Et j’y suis allée, c’était plus fort que tout, plus loin était là-bas.
Et j’y suis restée.
Et un jour à l’instar d’une certaine anglaise qui était arrivée là, j’ai demandée une rémunération pour le temps passé chaque matin à faire le boulot des lads et des apprentis. il fallait simplement que j’arrive encore plus tôt et que je participe au curage matinal des boxes.

J’apprenais encore et encore.

Riche d’un salaire régulier, je finançais la demi-pension d’un demi-sang, un F, Furibard gris foncé et bien nommé. Il sortait du débourrage, j’avais tout à lui apprendre et force fut de constater que je n’avais pas encore les compétences nécessaires pour lui apprendre à toute vitesse à devenir une bête à concours.
Je m’accrochais cependant. l’espoir fait vivre dit le proverbe.
En « solex » ou à vélo je parcourais des kilomètres à travers la ville et sa banlieue, mon sac de sport ne désemplissait pas et les livres de cours lui apportait un poids certain.

Au champ de courses, avec l’anglaise, nous faisions partie des trois filles qui montaient quotidiennement, trois filles au milieu de centaines de gars!
Parfois, au petit déjeuner, juste avant de partir pour les canters d’entrainement nous parlions d’autre chose que des chevaux de l’écurie. Un jour elle m’expliqua que sa vie était divisée en deux saisons, une saison au cirque et une saison au champ de courses.
Ce qu’elle racontait au sujet des Knie et de leur science équestre me fascinait.

La chance frappa une fois de plus.
Un certain Giscard décida d’avancer l’âge de la majorité, la porte de la liberté s’ouvrait à moi un peu plus tôt que prévu.
Hilary (l’anglaise en question) fit sans doute auprès de Freddy Knie junior un éloge de mes compétences qui dépassait la réalité, mais peu importait j’avais un contrat.
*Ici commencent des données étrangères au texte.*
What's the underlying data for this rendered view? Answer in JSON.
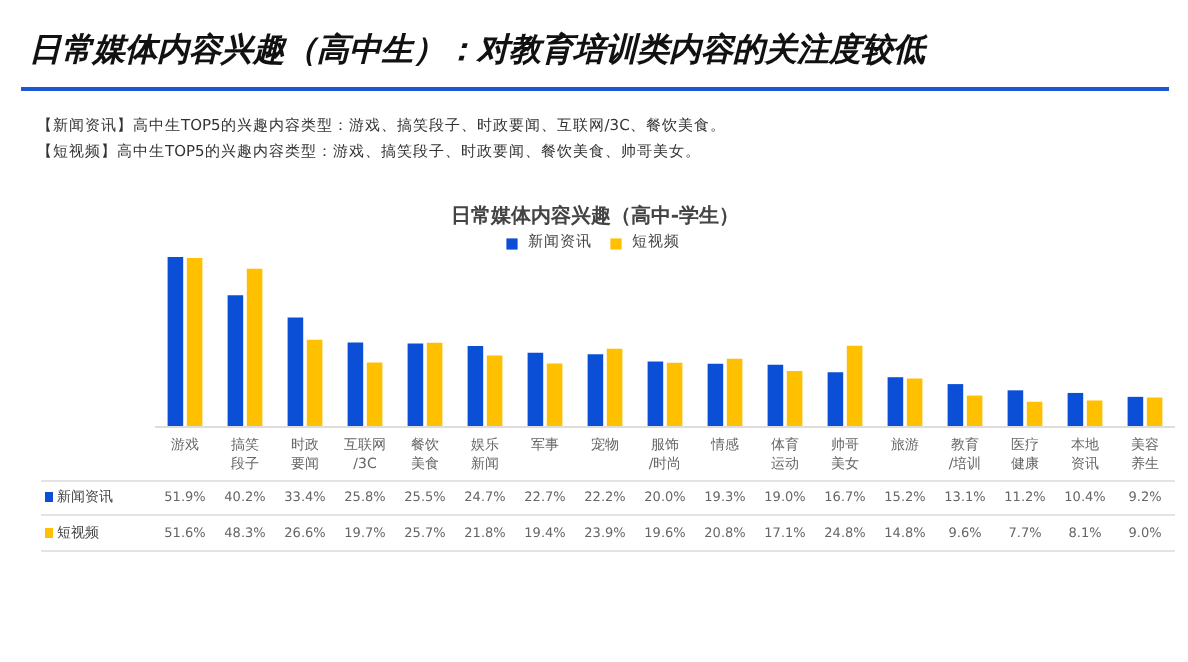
{
  "chart_data": {
    "type": "bar",
    "title": "日常媒体内容兴趣（高中生）：对教育培训类内容的关注度较低",
    "subtitle": "日常媒体内容兴趣（高中-学生）",
    "annotations": [
      "【新闻资讯】高中生TOP5的兴趣内容类型：游戏、搞笑段子、时政要闻、互联网/3C、餐饮美食。",
      "【短视频】高中生TOP5的兴趣内容类型：游戏、搞笑段子、时政要闻、餐饮美食、帅哥美女。"
    ],
    "categories": [
      "游戏",
      "搞笑段子",
      "时政要闻",
      "互联网/3C",
      "餐饮美食",
      "娱乐新闻",
      "军事",
      "宠物",
      "服饰/时尚",
      "情感",
      "体育运动",
      "帅哥美女",
      "旅游",
      "教育/培训",
      "医疗健康",
      "本地资讯",
      "美容养生"
    ],
    "series": [
      {
        "name": "新闻资讯",
        "color": "#0a4fd6",
        "values": [
          51.9,
          40.2,
          33.4,
          25.8,
          25.5,
          24.7,
          22.7,
          22.2,
          20.0,
          19.3,
          19.0,
          16.7,
          15.2,
          13.1,
          11.2,
          10.4,
          9.2
        ],
        "value_labels": [
          "51.9%",
          "40.2%",
          "33.4%",
          "25.8%",
          "25.5%",
          "24.7%",
          "22.7%",
          "22.2%",
          "20.0%",
          "19.3%",
          "19.0%",
          "16.7%",
          "15.2%",
          "13.1%",
          "11.2%",
          "10.4%",
          "9.2%"
        ]
      },
      {
        "name": "短视频",
        "color": "#ffc000",
        "values": [
          51.6,
          48.3,
          26.6,
          19.7,
          25.7,
          21.8,
          19.4,
          23.9,
          19.6,
          20.8,
          17.1,
          24.8,
          14.8,
          9.6,
          7.7,
          8.1,
          9.0
        ],
        "value_labels": [
          "51.6%",
          "48.3%",
          "26.6%",
          "19.7%",
          "25.7%",
          "21.8%",
          "19.4%",
          "23.9%",
          "19.6%",
          "20.8%",
          "17.1%",
          "24.8%",
          "14.8%",
          "9.6%",
          "7.7%",
          "8.1%",
          "9.0%"
        ]
      }
    ],
    "legend": "top",
    "tick_labels": false
  }
}
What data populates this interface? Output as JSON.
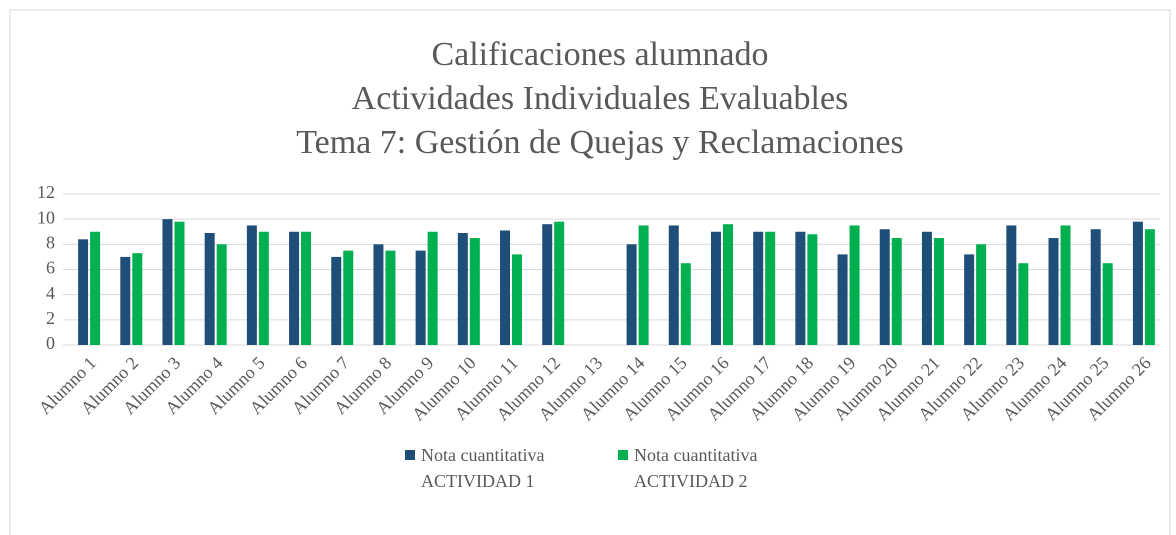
{
  "chart_data": {
    "type": "bar",
    "title": [
      "Calificaciones alumnado",
      "Actividades Individuales Evaluables",
      "Tema 7: Gestión de Quejas y Reclamaciones"
    ],
    "categories": [
      "Alumno 1",
      "Alumno 2",
      "Alumno 3",
      "Alumno 4",
      "Alumno 5",
      "Alumno 6",
      "Alumno 7",
      "Alumno 8",
      "Alumno 9",
      "Alumno 10",
      "Alumno 11",
      "Alumno 12",
      "Alumno 13",
      "Alumno 14",
      "Alumno 15",
      "Alumno 16",
      "Alumno 17",
      "Alumno 18",
      "Alumno 19",
      "Alumno 20",
      "Alumno 21",
      "Alumno 22",
      "Alumno 23",
      "Alumno 24",
      "Alumno 25",
      "Alumno 26"
    ],
    "series": [
      {
        "name": "Nota cuantitativa ACTIVIDAD 1",
        "color": "#1f4e79",
        "values": [
          8.4,
          7.0,
          10.0,
          8.9,
          9.5,
          9.0,
          7.0,
          8.0,
          7.5,
          8.9,
          9.1,
          9.6,
          null,
          8.0,
          9.5,
          9.0,
          9.0,
          9.0,
          7.2,
          9.2,
          9.0,
          7.2,
          9.5,
          8.5,
          9.2,
          9.8
        ]
      },
      {
        "name": "Nota cuantitativa ACTIVIDAD 2",
        "color": "#00b050",
        "values": [
          9.0,
          7.3,
          9.8,
          8.0,
          9.0,
          9.0,
          7.5,
          7.5,
          9.0,
          8.5,
          7.2,
          9.8,
          null,
          9.5,
          6.5,
          9.6,
          9.0,
          8.8,
          9.5,
          8.5,
          8.5,
          8.0,
          6.5,
          9.5,
          6.5,
          9.2
        ]
      }
    ],
    "ylim": [
      0,
      12
    ],
    "yticks": [
      0,
      2,
      4,
      6,
      8,
      10,
      12
    ],
    "grid": true,
    "legend": "bottom"
  }
}
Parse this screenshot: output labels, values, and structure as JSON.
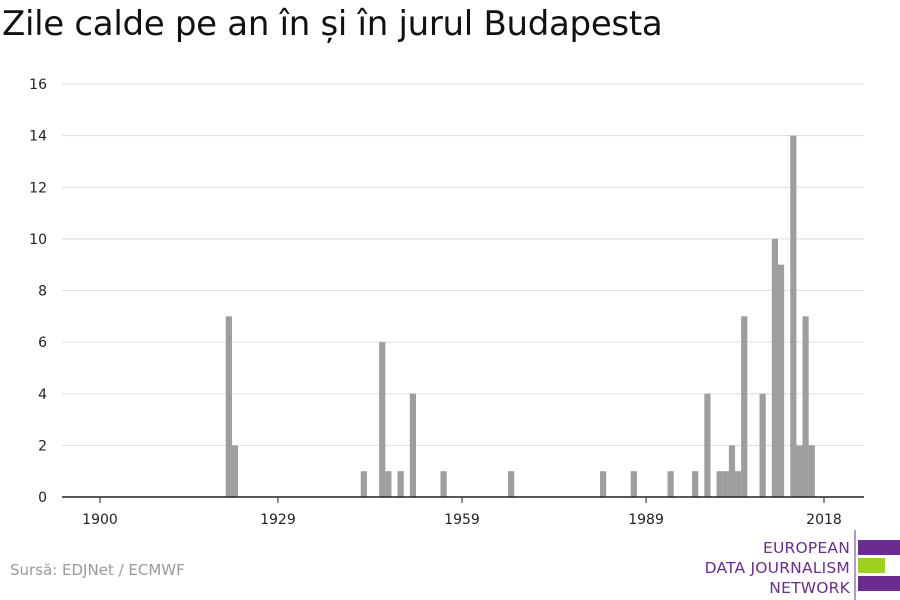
{
  "title": "Zile calde pe an în și în jurul Budapesta",
  "source": "Sursă: EDJNet / ECMWF",
  "logo": {
    "lines": [
      "EUROPEAN",
      "DATA JOURNALISM",
      "NETWORK"
    ],
    "colors": {
      "purple": "#6a2c91",
      "green": "#9ed11f"
    }
  },
  "colors": {
    "bar": "#9e9e9e",
    "grid": "#dddddd",
    "axis": "#222222"
  },
  "chart_data": {
    "type": "bar",
    "title": "Zile calde pe an în și în jurul Budapesta",
    "xlabel": "",
    "ylabel": "",
    "xlim": [
      1894,
      2028
    ],
    "ylim": [
      0,
      16
    ],
    "x_ticks": [
      1900,
      1929,
      1959,
      1989,
      2018
    ],
    "y_ticks": [
      0,
      2,
      4,
      6,
      8,
      10,
      12,
      14,
      16
    ],
    "grid": true,
    "x": [
      1921,
      1922,
      1943,
      1946,
      1947,
      1949,
      1951,
      1956,
      1967,
      1982,
      1987,
      1993,
      1997,
      1999,
      2001,
      2002,
      2003,
      2004,
      2005,
      2008,
      2010,
      2011,
      2013,
      2014,
      2015,
      2016
    ],
    "values": [
      7,
      2,
      1,
      6,
      1,
      1,
      4,
      1,
      1,
      1,
      1,
      1,
      1,
      4,
      1,
      1,
      2,
      1,
      7,
      4,
      10,
      9,
      14,
      2,
      7,
      2
    ]
  }
}
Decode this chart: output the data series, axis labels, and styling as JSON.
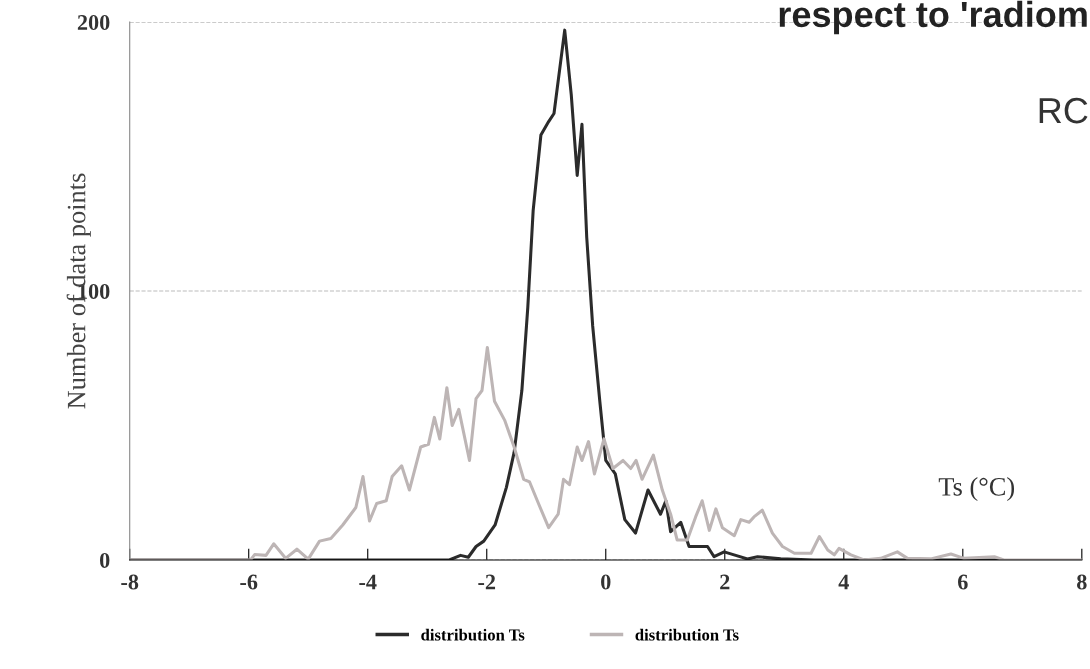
{
  "chart_data": {
    "type": "line",
    "title": "respect to 'radiom",
    "xlabel": "Ts (°C)",
    "ylabel": "Number of data points",
    "annotations": [
      "RC"
    ],
    "xlim": [
      -8,
      8
    ],
    "xticks": [
      -8,
      -6,
      -4,
      -2,
      0,
      2,
      4,
      6,
      8
    ],
    "ylim": [
      0,
      200
    ],
    "yticks": [
      0,
      100,
      200
    ],
    "grid": "y",
    "legend": "bottom",
    "line_style": "solid",
    "marker": "none",
    "series": [
      {
        "name": "distribution Ts",
        "color": "#2b2b2b",
        "x": [
          -8,
          -2.63,
          -2.44,
          -2.31,
          -2.18,
          -2.05,
          -1.86,
          -1.67,
          -1.54,
          -1.41,
          -1.31,
          -1.22,
          -1.09,
          -0.96,
          -0.87,
          -0.69,
          -0.58,
          -0.48,
          -0.4,
          -0.32,
          -0.22,
          -0.1,
          0,
          0.16,
          0.32,
          0.5,
          0.71,
          0.92,
          1.01,
          1.09,
          1.26,
          1.4,
          1.71,
          1.82,
          1.99,
          2.38,
          2.55,
          2.94,
          3.5,
          6.6
        ],
        "values": [
          0,
          0,
          1.7,
          1,
          5,
          7,
          13,
          27,
          40,
          63,
          94,
          130,
          158,
          163,
          166,
          197,
          173,
          143,
          162,
          120,
          87,
          59,
          37,
          32,
          15,
          10,
          26,
          17,
          22,
          10.5,
          14,
          5,
          5,
          1.2,
          3,
          0.4,
          1.2,
          0.4,
          0,
          0
        ]
      },
      {
        "name": "distribution Ts",
        "color": "#bdb5b5",
        "x": [
          -8,
          -6.28,
          -5.97,
          -5.9,
          -5.71,
          -5.58,
          -5.38,
          -5.19,
          -5.0,
          -4.81,
          -4.62,
          -4.42,
          -4.2,
          -4.08,
          -3.97,
          -3.85,
          -3.69,
          -3.59,
          -3.43,
          -3.3,
          -3.11,
          -2.98,
          -2.88,
          -2.79,
          -2.67,
          -2.58,
          -2.47,
          -2.29,
          -2.18,
          -2.08,
          -1.99,
          -1.87,
          -1.7,
          -1.54,
          -1.38,
          -1.28,
          -1.15,
          -0.96,
          -0.8,
          -0.71,
          -0.61,
          -0.48,
          -0.4,
          -0.29,
          -0.19,
          -0.03,
          0.12,
          0.29,
          0.42,
          0.51,
          0.61,
          0.8,
          0.95,
          1.09,
          1.2,
          1.37,
          1.51,
          1.62,
          1.74,
          1.85,
          1.96,
          2.16,
          2.27,
          2.41,
          2.49,
          2.63,
          2.8,
          2.97,
          3.17,
          3.45,
          3.59,
          3.73,
          3.84,
          3.92,
          4.12,
          4.34,
          4.62,
          4.9,
          5.07,
          5.46,
          5.8,
          6.02,
          6.53,
          6.69,
          8.0
        ],
        "values": [
          0,
          0,
          0,
          2,
          1.7,
          6,
          0.6,
          4,
          0.3,
          7,
          8,
          13,
          19.5,
          31,
          14.5,
          21,
          22,
          31,
          35,
          26,
          42,
          43,
          53,
          45,
          64,
          50,
          56,
          37,
          60,
          63,
          79,
          59,
          52,
          42,
          30,
          29,
          22,
          12,
          17,
          30,
          28,
          42,
          37,
          44,
          32,
          45,
          34,
          37,
          34,
          37,
          30,
          39,
          26,
          17,
          7.4,
          7.4,
          16,
          22,
          11,
          19,
          12,
          9,
          15,
          14,
          16,
          18.5,
          10,
          5,
          2.5,
          2.5,
          8.7,
          3.7,
          1.9,
          4.3,
          1.9,
          0,
          0.6,
          3,
          0.6,
          0.4,
          2.2,
          0.6,
          1.2,
          0,
          0
        ]
      }
    ]
  }
}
Il ne me restait plus qu’à annoncer à mes parents que je mettais les études en suspens et que je partais en Suisse. Devenue majeure, j’exigeais sans état d’âme. Très très longtemps plus tard, j’ai su qu’ils n’avaient pas vraiment digéré ce départ surprenant.
Mes parents avaient nourri tant d’espérances pour moi, des espérances « de haut niveau » aussi bien sportives qu’universitaires, le cirque c’était pour eux une déchéance, une affaire de bohémiens certainement.

L’année passée au cirque fut une véritable initiation.
Je n’ai jamais regretté d’avoir choisi la liberté, le suspension des études (signifiant une reprise laborieuse), l’abandon de Furibard à d’autres, la fin de mon implication dans une équipe de sport et tout et tout.

J’étais gourmande, je suis resté gourmande.
Et voilà.
J’ignore si je suis devenue vraiment cavalière.
Est-il possible de marquer d’une pierre blanche un jour précis pour ce fait ?
Je l’ignore.
J’apprends au jour le jour.


PS : L’Ecole d’Equitation de la Doua fut fondée en 1924 par le commandant Jean-Marie Mazoyer à proximité de l’hippodrome de Grand-camp (Hippodrome fonctionnel de 1867 à 1964 date après laquelle le campus universitaire de la Doua fut érigé au même endroit tandis que l’hippodrome était transféré à proximité du parc de Parilly).
A ses début, l’école contribua à l’éducation équestre de la jeunesse dorée de Lyon puis les fils Jean et Etienne lui assurèrent une certaine prospérité dans les années où l’équitation de loisir devint populaire.
L’évolution suivit son cours. Avec les règles imposées par la société de consommation, la situation urbaine de l’école était défavorable. Après le décès prématuré d’Etienne, la deuxième épouse de Jean (1928-2013) fit tourner la boutique doucement jusqu’à la fermeture de 2012.
Désormais, plus aucune trace du passage des chevaux n’est visible sur le site.